22-HAC SURESİ 53. Şeytanın saptırma girişimi, kalpleri hastalıklı ve kaskatı olan kimseleri sınamak içindir. Zâlimler çok derin bir yanılgı içindedir.
22-HAC SURESİ 54. Yine kendilerine bilgi verilmiş olanların, Kur'an'ın Rabbinden gelen hak olduğunu bilip ona iman etmeleri ve yürekten saygı duymaları içindir. Hiç şüpheniz olmasın; Allah iman edenleri/güvenenleri doğruluk ve dürüstlük yolunda yürütür.
22-HAC SURESİ 55. Kâfirler ise ölüm saati ansızın çalıncaya veya bütün beklentileri boşa çıkaran kıyamet gününün azabı gelinceye kadar, Kur'an'dan şüphe etmeye devam
edeceklerdir.
22-HAC SURESİ 56. O gün mülk Allah'ındır. Aralarında kararını açıklayacaktır. İman edip iyilik, güzellik, doğruluk için çalışanlar nimetlerle dolu cennetlere girecek.
22-HAC SURESİ 57. Hakkı örtüp/yok etmek isteyerek ayetlerimize yalan diyenleri ise aşağılık bir azap bekliyor.
22-HAC SURESİ 58. ALLAH YOLUNDA hicret edip sonra öldürülen veya ölenlere gelince, Allah onları en güzel rızıkla besleyecektir. Hiç şüpheniz olmasın; rızık verenlerin en
hayırlısı Allah'tır.
22-HAC SURESİ 59. Onları hoşnut olacakları bir yere koyacaktır. Hiç şüpheniz olmasın; Allah bilendir, çok yumuşak huyludur.
22-HAC SURESİ 60. Bu böyledir. Kim kendisine yapılan saldırıya karşı aynısı ile karşılık verdiği halde yine üzerine acımasızca gelinirse Allah, böyle birine mutlaka, arka çıkacaktır.
Hiç şüpheniz olmasın; Allah çok affedici, çok bağışlayıcıdır.
22-HAC SURESİ 61. Bu böyledir. Allah geceyi gündüzün içine, gündüzü de gecenin içine sokar. Hiç şüpheniz olmasın; Allah her şeyi işitiyor, her şeyi görüyor.
22-HAC SURESİ 62. Bu böyledir.
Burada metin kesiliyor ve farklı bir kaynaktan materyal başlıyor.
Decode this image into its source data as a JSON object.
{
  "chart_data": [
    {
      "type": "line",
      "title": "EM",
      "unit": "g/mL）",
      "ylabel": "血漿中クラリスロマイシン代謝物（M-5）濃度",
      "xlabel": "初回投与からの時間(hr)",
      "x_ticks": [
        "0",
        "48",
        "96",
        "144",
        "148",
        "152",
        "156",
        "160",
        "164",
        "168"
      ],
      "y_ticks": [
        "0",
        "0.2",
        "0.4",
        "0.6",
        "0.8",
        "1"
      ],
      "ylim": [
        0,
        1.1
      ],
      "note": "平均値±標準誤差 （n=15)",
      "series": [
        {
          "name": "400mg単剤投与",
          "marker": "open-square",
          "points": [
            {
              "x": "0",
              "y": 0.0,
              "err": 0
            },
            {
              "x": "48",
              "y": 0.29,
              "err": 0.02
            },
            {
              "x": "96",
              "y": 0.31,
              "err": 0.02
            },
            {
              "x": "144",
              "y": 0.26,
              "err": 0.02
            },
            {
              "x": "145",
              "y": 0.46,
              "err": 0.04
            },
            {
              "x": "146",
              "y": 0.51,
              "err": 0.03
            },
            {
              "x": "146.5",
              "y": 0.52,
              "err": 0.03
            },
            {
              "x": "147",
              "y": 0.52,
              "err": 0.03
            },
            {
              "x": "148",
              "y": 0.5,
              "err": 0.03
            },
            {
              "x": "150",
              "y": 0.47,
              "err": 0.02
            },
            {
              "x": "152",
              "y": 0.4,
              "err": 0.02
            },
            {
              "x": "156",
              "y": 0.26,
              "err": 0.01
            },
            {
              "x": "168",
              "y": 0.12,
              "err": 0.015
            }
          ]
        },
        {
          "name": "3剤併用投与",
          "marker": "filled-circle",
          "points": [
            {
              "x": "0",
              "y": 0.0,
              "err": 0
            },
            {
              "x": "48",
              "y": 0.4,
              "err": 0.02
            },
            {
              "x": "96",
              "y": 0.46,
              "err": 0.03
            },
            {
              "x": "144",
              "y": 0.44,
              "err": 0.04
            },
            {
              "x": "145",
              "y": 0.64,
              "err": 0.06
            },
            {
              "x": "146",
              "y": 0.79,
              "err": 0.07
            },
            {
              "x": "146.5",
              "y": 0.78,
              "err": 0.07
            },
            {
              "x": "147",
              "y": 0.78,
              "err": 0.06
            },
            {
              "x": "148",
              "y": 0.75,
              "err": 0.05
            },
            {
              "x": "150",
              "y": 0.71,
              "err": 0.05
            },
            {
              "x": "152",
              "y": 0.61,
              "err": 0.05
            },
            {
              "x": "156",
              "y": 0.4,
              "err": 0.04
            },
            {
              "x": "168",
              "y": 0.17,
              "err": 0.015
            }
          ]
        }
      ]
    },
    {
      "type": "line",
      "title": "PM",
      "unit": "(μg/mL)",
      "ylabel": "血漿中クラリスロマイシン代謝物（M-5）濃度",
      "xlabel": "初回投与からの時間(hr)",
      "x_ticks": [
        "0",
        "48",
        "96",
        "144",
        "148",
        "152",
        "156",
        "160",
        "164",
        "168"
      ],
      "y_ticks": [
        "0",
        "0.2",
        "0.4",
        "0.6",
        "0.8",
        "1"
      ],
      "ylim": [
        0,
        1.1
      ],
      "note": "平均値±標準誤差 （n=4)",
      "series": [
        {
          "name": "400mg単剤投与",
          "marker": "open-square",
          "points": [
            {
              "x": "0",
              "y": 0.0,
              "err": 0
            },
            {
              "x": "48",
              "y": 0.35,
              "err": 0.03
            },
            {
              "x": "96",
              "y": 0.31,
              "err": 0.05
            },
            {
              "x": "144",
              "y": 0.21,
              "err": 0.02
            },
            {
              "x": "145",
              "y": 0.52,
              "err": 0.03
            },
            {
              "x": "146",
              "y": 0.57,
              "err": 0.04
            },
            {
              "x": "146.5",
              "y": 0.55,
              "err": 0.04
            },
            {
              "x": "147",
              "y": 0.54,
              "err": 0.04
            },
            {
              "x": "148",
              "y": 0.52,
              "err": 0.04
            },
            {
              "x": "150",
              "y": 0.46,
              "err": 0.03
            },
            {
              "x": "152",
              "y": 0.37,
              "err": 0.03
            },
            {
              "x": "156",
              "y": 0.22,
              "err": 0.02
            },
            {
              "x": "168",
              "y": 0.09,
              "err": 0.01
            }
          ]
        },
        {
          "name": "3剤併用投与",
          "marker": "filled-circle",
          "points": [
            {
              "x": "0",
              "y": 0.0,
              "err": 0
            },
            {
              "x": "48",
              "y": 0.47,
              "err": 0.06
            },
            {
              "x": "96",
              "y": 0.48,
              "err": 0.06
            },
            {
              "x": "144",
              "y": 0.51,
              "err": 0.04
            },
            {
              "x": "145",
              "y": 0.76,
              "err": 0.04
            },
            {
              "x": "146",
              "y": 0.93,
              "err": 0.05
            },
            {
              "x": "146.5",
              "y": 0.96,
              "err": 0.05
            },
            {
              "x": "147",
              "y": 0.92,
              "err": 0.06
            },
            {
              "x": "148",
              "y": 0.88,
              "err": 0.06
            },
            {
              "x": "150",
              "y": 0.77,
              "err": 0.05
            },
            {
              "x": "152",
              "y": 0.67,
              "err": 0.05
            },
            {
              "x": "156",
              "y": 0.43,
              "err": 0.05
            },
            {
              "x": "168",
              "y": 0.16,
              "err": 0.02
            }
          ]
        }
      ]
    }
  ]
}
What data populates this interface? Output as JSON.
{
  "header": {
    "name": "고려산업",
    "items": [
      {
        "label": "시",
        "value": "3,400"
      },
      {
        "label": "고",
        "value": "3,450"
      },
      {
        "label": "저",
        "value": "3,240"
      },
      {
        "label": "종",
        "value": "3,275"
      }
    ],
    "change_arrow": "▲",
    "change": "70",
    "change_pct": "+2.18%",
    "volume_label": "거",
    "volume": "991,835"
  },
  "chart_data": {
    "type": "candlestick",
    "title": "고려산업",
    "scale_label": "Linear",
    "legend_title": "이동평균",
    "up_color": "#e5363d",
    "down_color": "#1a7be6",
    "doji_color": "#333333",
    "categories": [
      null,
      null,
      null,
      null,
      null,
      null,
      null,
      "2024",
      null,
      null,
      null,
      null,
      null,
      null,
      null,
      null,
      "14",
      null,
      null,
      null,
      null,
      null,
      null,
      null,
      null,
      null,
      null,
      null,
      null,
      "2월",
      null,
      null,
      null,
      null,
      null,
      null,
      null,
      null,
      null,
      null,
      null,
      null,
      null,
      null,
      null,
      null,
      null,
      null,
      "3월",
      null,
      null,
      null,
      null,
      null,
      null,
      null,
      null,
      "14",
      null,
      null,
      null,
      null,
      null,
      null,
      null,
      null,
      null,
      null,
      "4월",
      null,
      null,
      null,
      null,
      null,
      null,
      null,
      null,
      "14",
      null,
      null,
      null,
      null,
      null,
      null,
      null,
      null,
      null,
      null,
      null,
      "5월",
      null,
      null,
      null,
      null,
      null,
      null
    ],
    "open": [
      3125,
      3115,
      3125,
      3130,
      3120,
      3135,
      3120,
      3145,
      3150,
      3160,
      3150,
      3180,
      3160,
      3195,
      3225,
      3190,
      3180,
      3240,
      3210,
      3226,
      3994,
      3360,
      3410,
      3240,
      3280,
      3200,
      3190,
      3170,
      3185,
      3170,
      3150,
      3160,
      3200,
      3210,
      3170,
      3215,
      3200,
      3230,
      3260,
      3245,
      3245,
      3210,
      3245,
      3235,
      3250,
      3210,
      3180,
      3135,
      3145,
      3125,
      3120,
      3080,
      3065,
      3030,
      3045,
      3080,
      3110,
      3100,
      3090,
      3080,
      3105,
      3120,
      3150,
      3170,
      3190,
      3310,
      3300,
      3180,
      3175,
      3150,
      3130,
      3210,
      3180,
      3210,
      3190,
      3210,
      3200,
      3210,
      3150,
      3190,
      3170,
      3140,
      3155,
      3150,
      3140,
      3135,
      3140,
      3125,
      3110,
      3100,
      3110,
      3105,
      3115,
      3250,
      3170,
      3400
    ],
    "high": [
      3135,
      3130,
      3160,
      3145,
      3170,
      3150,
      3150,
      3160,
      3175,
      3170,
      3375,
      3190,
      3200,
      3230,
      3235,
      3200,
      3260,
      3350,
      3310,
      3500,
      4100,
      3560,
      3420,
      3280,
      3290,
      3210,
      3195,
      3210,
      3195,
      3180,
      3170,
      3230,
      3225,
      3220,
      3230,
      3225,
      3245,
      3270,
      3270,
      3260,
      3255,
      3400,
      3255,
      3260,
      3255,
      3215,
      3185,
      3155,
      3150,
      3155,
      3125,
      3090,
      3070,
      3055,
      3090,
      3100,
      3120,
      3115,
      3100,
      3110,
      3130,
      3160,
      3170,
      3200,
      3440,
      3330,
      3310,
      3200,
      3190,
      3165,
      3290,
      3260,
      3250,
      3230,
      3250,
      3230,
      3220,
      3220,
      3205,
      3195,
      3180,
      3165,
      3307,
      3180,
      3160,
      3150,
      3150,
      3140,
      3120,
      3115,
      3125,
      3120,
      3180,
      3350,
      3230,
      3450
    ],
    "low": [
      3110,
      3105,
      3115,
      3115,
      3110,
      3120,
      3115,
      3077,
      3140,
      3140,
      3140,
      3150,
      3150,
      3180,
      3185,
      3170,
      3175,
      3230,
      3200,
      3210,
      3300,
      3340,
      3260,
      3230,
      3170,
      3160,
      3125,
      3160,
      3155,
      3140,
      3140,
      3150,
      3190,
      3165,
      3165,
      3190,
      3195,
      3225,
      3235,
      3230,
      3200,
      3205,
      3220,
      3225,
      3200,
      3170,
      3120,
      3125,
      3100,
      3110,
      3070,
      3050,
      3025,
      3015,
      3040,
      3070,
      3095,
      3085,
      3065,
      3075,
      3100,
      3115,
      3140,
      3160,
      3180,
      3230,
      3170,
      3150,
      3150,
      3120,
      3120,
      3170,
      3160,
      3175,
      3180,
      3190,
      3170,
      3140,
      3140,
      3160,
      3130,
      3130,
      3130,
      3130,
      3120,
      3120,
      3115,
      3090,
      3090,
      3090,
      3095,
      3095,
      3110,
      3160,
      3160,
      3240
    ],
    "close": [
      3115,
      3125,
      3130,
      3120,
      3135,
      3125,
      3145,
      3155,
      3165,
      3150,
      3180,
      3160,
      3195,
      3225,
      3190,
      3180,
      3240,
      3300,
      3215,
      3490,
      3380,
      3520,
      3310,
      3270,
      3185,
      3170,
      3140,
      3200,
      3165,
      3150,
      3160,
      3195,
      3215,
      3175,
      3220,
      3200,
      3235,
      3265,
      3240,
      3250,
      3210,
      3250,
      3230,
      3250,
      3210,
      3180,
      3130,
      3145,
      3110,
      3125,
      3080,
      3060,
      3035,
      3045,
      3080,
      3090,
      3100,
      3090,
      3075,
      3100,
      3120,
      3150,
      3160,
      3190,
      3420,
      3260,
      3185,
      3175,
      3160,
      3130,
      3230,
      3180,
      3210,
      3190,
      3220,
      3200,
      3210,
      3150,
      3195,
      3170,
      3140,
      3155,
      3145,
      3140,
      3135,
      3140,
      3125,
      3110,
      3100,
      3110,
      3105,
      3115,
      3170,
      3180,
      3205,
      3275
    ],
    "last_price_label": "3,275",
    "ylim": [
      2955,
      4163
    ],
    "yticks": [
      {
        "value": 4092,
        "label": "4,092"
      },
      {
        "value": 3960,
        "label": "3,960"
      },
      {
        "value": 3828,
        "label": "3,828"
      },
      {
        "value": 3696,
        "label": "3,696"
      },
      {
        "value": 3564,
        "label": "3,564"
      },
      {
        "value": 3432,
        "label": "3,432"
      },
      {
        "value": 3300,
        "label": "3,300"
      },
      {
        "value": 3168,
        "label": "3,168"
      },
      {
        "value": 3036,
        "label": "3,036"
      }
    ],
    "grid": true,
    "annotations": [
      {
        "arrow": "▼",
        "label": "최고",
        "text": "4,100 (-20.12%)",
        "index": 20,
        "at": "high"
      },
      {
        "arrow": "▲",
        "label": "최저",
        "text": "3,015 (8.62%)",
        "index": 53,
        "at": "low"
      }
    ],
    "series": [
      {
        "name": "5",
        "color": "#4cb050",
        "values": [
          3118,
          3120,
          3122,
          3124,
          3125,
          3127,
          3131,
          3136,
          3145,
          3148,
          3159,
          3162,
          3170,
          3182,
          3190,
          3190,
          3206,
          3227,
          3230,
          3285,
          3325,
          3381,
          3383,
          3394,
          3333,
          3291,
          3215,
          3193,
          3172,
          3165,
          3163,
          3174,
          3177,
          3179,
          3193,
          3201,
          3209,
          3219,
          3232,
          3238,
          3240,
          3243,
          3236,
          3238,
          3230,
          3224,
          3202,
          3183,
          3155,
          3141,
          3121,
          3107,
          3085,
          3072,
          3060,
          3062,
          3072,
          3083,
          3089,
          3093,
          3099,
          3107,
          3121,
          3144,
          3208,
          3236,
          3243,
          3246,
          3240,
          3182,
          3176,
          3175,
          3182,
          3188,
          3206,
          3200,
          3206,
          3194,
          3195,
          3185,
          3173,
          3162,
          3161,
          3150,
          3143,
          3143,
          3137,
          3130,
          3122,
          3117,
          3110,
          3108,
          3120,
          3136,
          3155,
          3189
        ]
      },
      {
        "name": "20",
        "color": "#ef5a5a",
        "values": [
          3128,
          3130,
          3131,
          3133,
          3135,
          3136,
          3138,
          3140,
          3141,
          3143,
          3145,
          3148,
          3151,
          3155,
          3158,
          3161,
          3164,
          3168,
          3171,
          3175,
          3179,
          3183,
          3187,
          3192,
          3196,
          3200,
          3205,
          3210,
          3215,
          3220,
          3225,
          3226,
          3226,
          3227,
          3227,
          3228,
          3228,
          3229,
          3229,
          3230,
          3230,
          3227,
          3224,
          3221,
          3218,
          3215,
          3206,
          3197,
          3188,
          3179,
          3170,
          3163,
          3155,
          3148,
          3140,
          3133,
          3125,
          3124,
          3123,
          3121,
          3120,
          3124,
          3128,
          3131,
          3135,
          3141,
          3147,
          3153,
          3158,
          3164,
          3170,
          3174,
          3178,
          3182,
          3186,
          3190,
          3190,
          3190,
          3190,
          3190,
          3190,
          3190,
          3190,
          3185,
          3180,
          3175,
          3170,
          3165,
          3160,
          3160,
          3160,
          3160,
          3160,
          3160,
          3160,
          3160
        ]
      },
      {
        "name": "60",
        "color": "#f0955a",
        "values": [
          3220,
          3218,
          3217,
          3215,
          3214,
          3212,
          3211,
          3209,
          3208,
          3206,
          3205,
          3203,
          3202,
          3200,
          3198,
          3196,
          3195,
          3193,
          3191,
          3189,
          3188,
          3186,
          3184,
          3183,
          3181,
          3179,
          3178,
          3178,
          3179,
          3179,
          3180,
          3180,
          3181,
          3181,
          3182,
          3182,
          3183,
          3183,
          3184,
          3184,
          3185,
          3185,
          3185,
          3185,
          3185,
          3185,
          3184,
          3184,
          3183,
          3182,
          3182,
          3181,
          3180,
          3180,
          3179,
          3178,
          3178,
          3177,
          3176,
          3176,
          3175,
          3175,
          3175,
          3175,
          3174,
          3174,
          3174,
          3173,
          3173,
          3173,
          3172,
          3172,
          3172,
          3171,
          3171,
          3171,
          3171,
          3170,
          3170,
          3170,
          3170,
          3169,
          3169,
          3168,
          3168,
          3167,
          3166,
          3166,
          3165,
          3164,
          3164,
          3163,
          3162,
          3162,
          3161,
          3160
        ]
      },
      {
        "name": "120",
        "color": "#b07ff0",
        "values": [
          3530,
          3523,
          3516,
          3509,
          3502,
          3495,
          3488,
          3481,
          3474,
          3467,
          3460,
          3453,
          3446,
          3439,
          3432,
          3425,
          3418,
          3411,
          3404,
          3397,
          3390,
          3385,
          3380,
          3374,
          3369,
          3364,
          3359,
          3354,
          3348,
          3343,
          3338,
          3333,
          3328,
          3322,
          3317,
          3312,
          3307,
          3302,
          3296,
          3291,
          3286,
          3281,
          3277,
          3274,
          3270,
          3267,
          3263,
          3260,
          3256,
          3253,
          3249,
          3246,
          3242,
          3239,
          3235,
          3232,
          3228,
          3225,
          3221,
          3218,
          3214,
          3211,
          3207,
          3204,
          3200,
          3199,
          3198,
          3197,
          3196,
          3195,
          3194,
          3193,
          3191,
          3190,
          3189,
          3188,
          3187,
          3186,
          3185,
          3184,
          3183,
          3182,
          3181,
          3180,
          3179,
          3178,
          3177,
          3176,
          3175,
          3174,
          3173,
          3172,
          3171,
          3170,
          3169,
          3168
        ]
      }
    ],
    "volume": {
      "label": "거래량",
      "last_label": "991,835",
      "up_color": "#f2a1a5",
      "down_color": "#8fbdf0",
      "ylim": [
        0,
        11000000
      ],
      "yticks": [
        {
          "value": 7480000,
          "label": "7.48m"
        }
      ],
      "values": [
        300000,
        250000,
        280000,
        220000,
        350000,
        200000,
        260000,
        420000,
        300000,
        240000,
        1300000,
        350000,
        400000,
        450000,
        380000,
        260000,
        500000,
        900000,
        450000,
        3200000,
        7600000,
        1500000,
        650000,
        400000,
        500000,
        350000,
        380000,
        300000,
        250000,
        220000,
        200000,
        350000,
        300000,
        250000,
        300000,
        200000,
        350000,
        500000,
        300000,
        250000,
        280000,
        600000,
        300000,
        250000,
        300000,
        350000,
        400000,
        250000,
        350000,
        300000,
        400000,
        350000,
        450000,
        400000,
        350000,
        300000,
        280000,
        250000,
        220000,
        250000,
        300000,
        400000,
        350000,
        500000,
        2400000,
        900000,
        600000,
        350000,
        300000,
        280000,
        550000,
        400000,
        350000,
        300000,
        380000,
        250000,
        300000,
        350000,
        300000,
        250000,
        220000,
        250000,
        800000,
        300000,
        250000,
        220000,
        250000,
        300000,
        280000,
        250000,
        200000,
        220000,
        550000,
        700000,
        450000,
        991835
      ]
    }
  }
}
Çünkü Allah haktir. O'ndan başka taptıkları ise sahtedir. Hiç şüpheniz olmasın; Allah çok yüce, çok büyüktür.
22-HAC SURESİ 63. Görmüyor musun Allah'ın gökten indirdiği su ile yeryüzü nasıl yemyeşil oluyor? Hiç şüpheniz olmasın; Allah çok cömerttir, her şeyden haberdardır.
22-HAC SURESİ 64. Göklerde ve yerde ne varsa hepsi O'nundur. Hiç şüpheniz olmasın; Allah çok zengindir, yegâne övülmeye layık olandır.
22-HAC SURESİ 65. Görmüyor musun, Allah yerdekileri ve emriyle denizde seyredip giden gemileri sizin hizmetinize sundu. İzni olmaksızın yere düşmesin diye göğü de O
tutuyor. Allah, insanlığa karşı şefkat, sevgi ve merhametle dopdoludur.
22-HAC SURESİ 66. Size yaşam veren, sonra sizi öldüren ve en sonunda sizi yeniden diriltecek olan O'dur. Açıkçası insanoğlu çok nankördür!